Personal information
- Born: Marites Domingo Burce August 15, 1975 (age 50) Quezon City, Philippines

Sport
- Country: Philippines
- Sport: Para-athletics
- Disability: Paraplegia
- Disability class: F54

Medal record
Women's para-athletics
Representing the Philippines
| Event | 1st | 2nd | 3rd |
| Asian Para Games | 0 | 1 | 0 |
| ASEAN Para Games | 0 | 1 | 2 |
| Total | 0 | 2 | 2 |
Asian Para Games
| Silver medal – second place | 2014 Incheon | Discus throw F52/53/54 |
ASEAN Para Games
| Silver medal – second place | 2023 Cambodia | Javelin throw F54 |
| Bronze medal – third place | 2023 Cambodia | Shot put F54 |
| Bronze medal – third place | 2022 Surakarta | Shot put F54 |

= Marites Burce =

Filipino para-athlete (born 1975)

Marites Domingo Burce (born August 15, 1975) is a Filipino para-athlete who competed at the 2012 Summer Paralympics in London. She uses a wheelchair due to her disability which was caused by polio. She competes in discus throw, javelin throw and shot put under the F54 classification. She also took part in the 2011 ASEAN Paragames where she won two gold medals.

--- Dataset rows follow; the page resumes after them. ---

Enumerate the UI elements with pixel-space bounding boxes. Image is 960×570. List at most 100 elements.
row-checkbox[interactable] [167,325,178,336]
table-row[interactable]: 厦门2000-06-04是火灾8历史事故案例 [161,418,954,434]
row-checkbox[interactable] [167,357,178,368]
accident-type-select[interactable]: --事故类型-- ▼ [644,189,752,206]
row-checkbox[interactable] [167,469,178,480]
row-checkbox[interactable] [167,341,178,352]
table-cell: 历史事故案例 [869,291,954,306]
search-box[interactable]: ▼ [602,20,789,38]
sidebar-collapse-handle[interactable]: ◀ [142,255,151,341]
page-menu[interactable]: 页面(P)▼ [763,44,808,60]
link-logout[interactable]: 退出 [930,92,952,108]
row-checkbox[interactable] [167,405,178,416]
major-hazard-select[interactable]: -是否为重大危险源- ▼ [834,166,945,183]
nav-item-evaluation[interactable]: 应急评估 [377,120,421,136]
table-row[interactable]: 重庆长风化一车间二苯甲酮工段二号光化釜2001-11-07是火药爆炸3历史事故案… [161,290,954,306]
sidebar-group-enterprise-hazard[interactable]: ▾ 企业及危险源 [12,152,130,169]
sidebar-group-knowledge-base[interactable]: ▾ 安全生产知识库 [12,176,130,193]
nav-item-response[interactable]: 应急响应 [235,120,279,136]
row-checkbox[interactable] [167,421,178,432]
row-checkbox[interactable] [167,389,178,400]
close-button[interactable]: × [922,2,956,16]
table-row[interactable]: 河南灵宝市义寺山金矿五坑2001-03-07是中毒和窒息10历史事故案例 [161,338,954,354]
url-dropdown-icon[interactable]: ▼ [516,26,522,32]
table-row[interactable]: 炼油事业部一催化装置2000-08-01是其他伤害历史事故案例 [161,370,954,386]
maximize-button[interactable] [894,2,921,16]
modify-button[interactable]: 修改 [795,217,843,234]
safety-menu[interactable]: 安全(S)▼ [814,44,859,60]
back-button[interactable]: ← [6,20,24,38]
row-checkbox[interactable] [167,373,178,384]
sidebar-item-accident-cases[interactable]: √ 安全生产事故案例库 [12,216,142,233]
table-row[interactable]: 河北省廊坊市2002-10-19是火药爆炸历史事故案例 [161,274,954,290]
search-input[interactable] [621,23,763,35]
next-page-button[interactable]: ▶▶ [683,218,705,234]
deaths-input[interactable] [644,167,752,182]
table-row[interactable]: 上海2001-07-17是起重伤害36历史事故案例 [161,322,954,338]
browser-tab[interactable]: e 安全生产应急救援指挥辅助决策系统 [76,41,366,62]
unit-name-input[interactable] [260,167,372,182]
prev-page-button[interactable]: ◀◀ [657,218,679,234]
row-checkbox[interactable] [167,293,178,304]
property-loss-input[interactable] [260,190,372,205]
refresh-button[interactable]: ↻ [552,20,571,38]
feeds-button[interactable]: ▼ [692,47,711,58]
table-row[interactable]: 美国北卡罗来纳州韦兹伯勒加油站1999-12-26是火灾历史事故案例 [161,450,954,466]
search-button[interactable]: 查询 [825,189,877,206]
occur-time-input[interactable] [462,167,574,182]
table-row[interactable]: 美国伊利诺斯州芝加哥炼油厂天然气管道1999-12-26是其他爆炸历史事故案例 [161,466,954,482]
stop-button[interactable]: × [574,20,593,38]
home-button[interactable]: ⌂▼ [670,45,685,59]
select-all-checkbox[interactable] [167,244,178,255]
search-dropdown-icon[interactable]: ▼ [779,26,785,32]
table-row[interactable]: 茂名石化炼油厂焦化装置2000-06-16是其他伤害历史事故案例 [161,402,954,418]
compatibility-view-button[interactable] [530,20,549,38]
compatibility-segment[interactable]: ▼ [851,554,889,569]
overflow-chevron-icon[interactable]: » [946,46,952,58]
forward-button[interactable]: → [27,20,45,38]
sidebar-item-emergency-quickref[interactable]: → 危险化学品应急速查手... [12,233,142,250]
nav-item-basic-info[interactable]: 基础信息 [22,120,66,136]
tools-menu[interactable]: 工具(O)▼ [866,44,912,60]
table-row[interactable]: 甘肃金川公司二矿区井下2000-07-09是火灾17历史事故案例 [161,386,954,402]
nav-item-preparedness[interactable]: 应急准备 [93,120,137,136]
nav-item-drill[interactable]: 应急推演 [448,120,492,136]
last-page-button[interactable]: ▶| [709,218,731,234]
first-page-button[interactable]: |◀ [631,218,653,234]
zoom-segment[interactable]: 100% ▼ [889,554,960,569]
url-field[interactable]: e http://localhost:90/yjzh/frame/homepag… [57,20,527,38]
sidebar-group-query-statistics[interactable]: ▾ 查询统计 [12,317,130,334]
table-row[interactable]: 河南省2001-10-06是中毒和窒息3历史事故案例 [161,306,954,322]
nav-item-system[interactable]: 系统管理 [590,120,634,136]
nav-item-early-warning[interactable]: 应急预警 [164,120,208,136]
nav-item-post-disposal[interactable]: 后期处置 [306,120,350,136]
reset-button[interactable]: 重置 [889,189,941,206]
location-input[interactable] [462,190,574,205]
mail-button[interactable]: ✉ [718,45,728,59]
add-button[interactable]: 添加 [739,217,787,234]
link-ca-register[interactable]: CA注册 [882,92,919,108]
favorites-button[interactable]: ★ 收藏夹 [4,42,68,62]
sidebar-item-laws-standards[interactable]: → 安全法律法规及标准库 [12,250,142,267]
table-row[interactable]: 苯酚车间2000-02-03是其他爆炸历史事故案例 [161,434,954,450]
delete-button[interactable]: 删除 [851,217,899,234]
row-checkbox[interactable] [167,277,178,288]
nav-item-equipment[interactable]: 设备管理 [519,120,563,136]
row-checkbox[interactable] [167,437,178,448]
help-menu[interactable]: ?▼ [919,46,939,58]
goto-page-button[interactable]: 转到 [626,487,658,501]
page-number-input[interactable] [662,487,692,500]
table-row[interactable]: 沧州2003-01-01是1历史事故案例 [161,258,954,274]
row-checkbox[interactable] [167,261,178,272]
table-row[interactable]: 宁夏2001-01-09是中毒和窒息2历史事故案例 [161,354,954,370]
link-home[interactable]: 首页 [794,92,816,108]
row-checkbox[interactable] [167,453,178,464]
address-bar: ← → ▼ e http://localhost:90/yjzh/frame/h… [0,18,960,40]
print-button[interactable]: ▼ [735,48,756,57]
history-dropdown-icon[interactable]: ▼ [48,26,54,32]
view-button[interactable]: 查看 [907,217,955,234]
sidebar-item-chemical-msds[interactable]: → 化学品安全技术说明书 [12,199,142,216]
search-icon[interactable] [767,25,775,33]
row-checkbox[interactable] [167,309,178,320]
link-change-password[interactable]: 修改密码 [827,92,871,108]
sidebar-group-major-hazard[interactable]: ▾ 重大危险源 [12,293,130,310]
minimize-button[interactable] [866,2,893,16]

Burce first took up para-track and field in 2005 in Manila. She start representing the Philippines internationally three years later.

Burce took her studies at the Trinity University of Asia in Quezon City. She also worked for the Tahanang Walang Hagdanan in Rizal, a foundation for the disabled, as a teacher and later as a project coordinator.